This repository contains part of resources in 4th place solution (bilzard part) on the competition HMS - Harmful Brain Activity Classification

Details of this solution is described here.

LICENSE

Apache 2.0

Environment

  • Graphic card: Nvidia RTX4090
  • CUDA: 12.1

Setup

Install required packages

pip install -r requirements.txt

Install local packages with additional requirements

Below command installs this repository in your local python environment with dependent packages.

pip install --editable .

Configure Local Environment Settings

You should edit conf/env/local.yaml to meet configuration of your local environment.

name: local
num_workers: 24
infer_batch_size: 32
grad_checkpointing: false

data_dir: (path to competition data)
working_dir: (path to your working directory)
output_dir: ${env.working_dir}/${job_name}/${phase}
checkpoint_dir: ${env.working_dir}/train
submission_dir: .

How to Reproduce

To reproduce final submission, execute the following commands:

python -m run.preprocess job_name=preprocess phase=train
python -m run.fold_split job_name=fold_split phase=train
python schedule.py train --config_names=v5_eeg_24ep_cutmix --folds=0,1,2,3,4 --seeds=0,1,2

These commands will train the models which is contained in the ensemble of final submissions. Trained model checkpoints will saved in ./data/train.

Training is executed per each fold and random seed, so this generates the 15 model (5-folds and 3-seeds) checkpoints per config_name.

Performance

These are the seed & fold ensemble result per each experiments.

exp_name CV(n_votes>8.4) Private LB Public LB
v5_eeg_24ep_cutmix 0.2477 0.327657 0.256772

Detailed Explanation of Entry Points (Optional)

Usage of major entry points in this repository is explained in this section. You don't have to fully understand the details to reproduce the final submission, but it will help you to understand how to train & evaluate new models using resources in this repository.

Pre-Process

This command produces EEGs, Channel Quality Masks(CQM) and Kaggle spectrograms in numpy's ndarray format. By default EEGs are sub-sampled with 40Hz.

python -m run.preprocess job_name=preprocess phase=train

Fold-split

This command generates 5-fold train/validation splits. Each folds are generated by GroupKFold group by patient_id.

python -m run.fold_split job_name=fold_split phase=train

Train

This is useful to train multiple single models at the same time.
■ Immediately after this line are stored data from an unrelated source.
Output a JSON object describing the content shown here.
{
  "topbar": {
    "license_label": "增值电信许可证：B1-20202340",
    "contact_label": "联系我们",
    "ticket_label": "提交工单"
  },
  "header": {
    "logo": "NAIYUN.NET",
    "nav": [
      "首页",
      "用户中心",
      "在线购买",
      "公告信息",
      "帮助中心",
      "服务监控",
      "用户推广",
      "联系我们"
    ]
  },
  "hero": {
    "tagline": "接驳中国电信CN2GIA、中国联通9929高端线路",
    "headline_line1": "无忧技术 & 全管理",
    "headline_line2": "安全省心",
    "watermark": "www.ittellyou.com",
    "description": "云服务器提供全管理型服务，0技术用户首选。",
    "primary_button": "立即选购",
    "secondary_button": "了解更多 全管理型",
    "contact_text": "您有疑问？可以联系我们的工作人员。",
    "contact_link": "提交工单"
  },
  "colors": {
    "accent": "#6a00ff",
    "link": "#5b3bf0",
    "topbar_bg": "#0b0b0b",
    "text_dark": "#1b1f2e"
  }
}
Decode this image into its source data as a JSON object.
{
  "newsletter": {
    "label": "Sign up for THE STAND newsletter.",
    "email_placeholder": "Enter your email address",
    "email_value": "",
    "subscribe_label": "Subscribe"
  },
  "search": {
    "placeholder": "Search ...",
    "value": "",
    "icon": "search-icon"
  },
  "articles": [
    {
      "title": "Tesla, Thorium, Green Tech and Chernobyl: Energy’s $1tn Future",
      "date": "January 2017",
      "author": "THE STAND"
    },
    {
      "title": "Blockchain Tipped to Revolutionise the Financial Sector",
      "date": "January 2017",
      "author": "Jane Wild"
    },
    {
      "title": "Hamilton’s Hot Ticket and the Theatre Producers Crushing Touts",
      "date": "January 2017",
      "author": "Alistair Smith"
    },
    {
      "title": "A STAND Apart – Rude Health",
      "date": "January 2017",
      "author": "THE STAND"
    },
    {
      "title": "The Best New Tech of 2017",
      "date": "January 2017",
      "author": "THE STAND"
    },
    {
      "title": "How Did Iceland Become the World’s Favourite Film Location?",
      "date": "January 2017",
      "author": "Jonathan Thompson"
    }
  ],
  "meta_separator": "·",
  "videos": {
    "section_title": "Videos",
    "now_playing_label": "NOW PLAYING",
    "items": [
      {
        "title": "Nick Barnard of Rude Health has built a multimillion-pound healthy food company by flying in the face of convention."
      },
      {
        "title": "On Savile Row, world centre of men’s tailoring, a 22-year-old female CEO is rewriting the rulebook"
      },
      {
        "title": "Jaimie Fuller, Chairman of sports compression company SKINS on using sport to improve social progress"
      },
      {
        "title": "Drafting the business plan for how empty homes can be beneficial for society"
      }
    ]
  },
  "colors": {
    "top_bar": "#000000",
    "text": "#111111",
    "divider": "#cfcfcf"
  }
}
python schedule.py train --config_names=v5_eeg_24ep_cutmix --folds=0,1,2,3,4 --seeds=0,1,2

Batch Inference (Infer & Ensemble)

This is useful to make inference and mean ensemble with all the model specified in the specified ensemble entities at the same time. It makes mean ensemble of all models specified in ensemble_entity (see run/conf/ensemble_entity), and outputs submission.csv to working directory.

python -m run.batch_infer job_name=ensemble ensemble_entity=f01234_s012 ensemble_entity.name=v5_eeg_24ep_cutmix

Acknowledgements

The architecture of the resources in this repository was inspired by the following repositories. Thanks to the authors.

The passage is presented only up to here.